Genau diese Wechselwirkungen untersuchen zukünftig die Wissenschaftler aus den Max-Planck-Instituten für Biogeochemie und Chemie sowie des russischen Sukachev Forstinstituts mit der “Zotino Tall Tower Observation Facility” (ZOTTO). Die Forschungsstation liegt abgeschieden in der sibirischen Taiga nahe dem Ort Zotino – in einer Region, die der Mensch zunehmend beeinflusst, etwa durch Waldrodungen. Angrenzende Städte, deren Treibhausgas-Emissionen die Messungen verzerren könnten, gibt es dort aber nicht.
Die borealen und arktischen Landmassen Sibiriens gelten als “Hotspot” im globalen Kohlenstoffkreislauf: In den sibirischen Nadelwäldern binden etwa zehn Prozent des weltweiten Kohlenstoffs. Allerdings stiegen in den vergangenen Jahrzehnten die durchschnittlichen Sommertemperaturen großer Gebiete Sibiriens um bis zu zwei Grad Celsius – und Klimasimulationen prognostizieren eine weitere Zunahme. Meteorologen rechnen damit, dass diese Erderwärmung den sibirischen Kohlenstoffkreislauf allmählich verändert. Zotino eignet sich deshalb besonders gut, um Wechselwirkungen zwischen Treibhausgasen und Erderwärmung zu untersuchen.
Mit dem 300 Meter hohen Messturm – dies entspricht der Höhe des Eiffelturms ohne Antenne – stoßen die Max-Planck-Wissenschaftler dabei in eine neue Sphäre der Erdatmosphäre vor: die “Mixed Layer”, eine Luftschicht in etwa 200 bis 2000 Metern Höhe. “Dort können wir großräumige Änderungen von Treibhausgasen erfassen und ihren Austausch nahe der Erdoberfläche beobachten”, sagt Ernst-Detlef Schulze, Direktor am Max-Planck-Institut für Biogeochemie, der den Bau von ZOTTO in den vergangenen Jahren geleitet hat.
Die Höhe des Turmes ermöglicht es den Forschern, verlässlichere Klimadaten zu erheben.

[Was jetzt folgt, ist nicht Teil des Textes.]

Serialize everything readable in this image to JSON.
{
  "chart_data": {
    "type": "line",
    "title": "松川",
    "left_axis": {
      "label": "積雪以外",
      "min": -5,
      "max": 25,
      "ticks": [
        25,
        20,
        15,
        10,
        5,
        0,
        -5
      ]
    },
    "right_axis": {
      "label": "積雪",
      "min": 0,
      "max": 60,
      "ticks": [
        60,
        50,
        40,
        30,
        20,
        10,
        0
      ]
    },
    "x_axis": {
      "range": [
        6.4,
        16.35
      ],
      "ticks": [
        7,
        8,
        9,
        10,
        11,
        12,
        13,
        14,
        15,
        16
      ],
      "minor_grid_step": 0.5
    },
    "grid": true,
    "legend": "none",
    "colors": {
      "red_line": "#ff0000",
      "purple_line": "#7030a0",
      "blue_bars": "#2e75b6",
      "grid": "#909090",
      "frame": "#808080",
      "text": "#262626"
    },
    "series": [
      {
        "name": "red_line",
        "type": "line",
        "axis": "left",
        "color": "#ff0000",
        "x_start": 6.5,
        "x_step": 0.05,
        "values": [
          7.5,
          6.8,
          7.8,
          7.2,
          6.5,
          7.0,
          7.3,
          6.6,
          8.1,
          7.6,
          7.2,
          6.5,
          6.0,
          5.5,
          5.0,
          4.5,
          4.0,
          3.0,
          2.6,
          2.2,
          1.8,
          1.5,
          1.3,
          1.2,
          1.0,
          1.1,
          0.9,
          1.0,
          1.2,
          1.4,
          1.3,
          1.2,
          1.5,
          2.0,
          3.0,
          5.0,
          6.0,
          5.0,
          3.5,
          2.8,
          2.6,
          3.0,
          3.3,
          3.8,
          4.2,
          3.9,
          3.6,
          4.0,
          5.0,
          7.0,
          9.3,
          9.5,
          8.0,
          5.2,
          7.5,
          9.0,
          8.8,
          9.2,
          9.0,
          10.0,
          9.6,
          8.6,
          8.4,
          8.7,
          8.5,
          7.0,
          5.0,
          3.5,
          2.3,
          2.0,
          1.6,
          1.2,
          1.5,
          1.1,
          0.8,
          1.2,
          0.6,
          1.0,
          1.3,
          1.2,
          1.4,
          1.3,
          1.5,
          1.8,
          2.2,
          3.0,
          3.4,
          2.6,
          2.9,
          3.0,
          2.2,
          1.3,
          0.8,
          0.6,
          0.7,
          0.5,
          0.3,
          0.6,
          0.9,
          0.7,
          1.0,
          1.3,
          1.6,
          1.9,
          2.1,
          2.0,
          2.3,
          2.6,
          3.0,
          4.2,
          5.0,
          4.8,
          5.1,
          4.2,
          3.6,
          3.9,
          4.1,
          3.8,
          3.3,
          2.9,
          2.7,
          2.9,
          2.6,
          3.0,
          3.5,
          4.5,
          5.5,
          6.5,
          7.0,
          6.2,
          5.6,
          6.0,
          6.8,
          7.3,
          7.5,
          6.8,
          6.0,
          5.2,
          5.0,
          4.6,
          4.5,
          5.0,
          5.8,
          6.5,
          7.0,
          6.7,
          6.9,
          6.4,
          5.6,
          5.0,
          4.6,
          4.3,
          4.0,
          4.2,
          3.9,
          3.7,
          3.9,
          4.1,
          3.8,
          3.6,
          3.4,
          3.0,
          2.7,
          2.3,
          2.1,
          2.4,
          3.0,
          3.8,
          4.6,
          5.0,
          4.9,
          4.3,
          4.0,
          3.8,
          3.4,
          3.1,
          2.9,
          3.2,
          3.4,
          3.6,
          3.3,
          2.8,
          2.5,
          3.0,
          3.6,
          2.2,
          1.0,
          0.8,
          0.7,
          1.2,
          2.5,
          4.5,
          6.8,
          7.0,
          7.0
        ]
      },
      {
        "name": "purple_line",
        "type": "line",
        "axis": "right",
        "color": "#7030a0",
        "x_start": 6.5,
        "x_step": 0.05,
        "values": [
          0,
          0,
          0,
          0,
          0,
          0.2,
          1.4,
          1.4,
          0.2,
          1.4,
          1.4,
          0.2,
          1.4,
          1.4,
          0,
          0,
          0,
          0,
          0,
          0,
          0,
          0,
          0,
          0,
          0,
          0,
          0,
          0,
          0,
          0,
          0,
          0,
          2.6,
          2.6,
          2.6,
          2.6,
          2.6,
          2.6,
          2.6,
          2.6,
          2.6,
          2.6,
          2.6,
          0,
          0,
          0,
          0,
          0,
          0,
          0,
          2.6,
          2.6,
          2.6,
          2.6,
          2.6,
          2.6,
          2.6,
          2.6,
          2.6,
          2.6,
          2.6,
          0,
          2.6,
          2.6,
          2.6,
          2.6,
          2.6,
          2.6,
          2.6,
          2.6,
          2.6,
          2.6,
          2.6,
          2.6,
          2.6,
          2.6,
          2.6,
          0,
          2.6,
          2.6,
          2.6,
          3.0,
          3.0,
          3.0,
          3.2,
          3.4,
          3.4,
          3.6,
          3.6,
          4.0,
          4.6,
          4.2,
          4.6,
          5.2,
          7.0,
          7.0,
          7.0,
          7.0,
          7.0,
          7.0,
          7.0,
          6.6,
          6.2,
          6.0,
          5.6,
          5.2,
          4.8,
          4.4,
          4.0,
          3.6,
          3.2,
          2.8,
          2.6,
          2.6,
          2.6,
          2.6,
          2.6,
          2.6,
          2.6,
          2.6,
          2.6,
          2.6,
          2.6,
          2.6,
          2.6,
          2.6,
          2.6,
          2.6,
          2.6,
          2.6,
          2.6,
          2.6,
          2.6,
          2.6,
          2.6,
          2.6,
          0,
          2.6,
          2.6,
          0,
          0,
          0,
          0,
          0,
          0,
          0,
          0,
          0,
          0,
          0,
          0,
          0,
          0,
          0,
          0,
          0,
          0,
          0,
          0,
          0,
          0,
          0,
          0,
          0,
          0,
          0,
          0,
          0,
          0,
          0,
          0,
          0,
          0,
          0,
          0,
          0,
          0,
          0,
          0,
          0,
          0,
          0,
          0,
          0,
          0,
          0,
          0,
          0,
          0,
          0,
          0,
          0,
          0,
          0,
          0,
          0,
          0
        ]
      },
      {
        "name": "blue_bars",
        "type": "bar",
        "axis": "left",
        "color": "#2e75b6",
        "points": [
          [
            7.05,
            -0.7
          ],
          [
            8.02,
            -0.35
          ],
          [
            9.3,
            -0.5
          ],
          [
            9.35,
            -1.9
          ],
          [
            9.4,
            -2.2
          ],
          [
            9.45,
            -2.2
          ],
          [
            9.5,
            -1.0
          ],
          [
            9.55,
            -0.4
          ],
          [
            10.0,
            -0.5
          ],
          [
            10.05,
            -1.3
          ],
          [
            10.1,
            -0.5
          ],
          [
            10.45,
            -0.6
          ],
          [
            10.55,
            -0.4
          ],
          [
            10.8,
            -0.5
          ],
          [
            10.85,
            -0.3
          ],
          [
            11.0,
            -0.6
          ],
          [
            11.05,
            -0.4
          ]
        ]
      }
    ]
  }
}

Denn die relativ homogene Luftschicht der Mixed Layer blendet das Hintergrundrauschen der Bodenvegetation aus: Dort variiert die Kohlendioxid-Konzentration wegen stark ausgeprägter Tag-Nacht-Zyklen der pflanzlichen Photosynthese. Die verschiedenen Prozesse sind dann nur relativ schwer voneinander trennen. Ein weiterer Vorteil hoher Türme: Sie erlauben Messungen im vertikalen Profil über die Turmhöhe.
Mit ZOTTO können die Wissenschaftler also sowohl weiträumige als auch lokale Austauschprozesse zwischen dem Ökosystem Sibiriens und der Atmosphäre erforschen. Damit schließt die Station eine Skalierungslücke im kontinentalen Messsystem. Bislang basierten Untersuchungen allein auf lokal eng begrenzten Prozessstudien oder Fernerkundungen mit Weltraumsatelliten.
Neben meteorologischen Parametern, etwa Wind und Feuchtigkeit, misst ZOTTO vor allem die Konzentrationen und Mischungsverhältnisse der verschiedenen Treibhausgase. Mit kurzfristigen Ergebnissen rechnen die Wissenschaftler allerdings nicht. Denn das kontinentale Klima Sibiriens unterliegt starken Temperaturschwankungen. Um die langfristigen Wechselwirkungen zwischen Erderwärmung und Treibhausgasen zuverlässig darzustellen, müssen die Forscher deshalb Daten über viele Jahre hinweg erheben.
Bereits seit 1993 arbeitet der Max-Planck-Wissenschaftler Schulze in Sibirien – mit den Planungen für den Bau einer festen Forschungsstation haben er und seine Kollegen 1999 begonnen. Die abgeschiedene Lage von ZOTTO stellte die Forscher vor besondere logistische Herausforderungen. Dabei profitierten sie von der engen Zusammenarbeit mit dem Institut für Forstwissenschaften der Russischen Akademie der Wissenschaften. Die Max-Planck-Gesellschaft hat die Errichtung der Station, die der Wissenschaft in den kommenden 30 Jahren als Langzeit-Observatorium dient, mit etwa 1,7 Millionen Euro finanziert.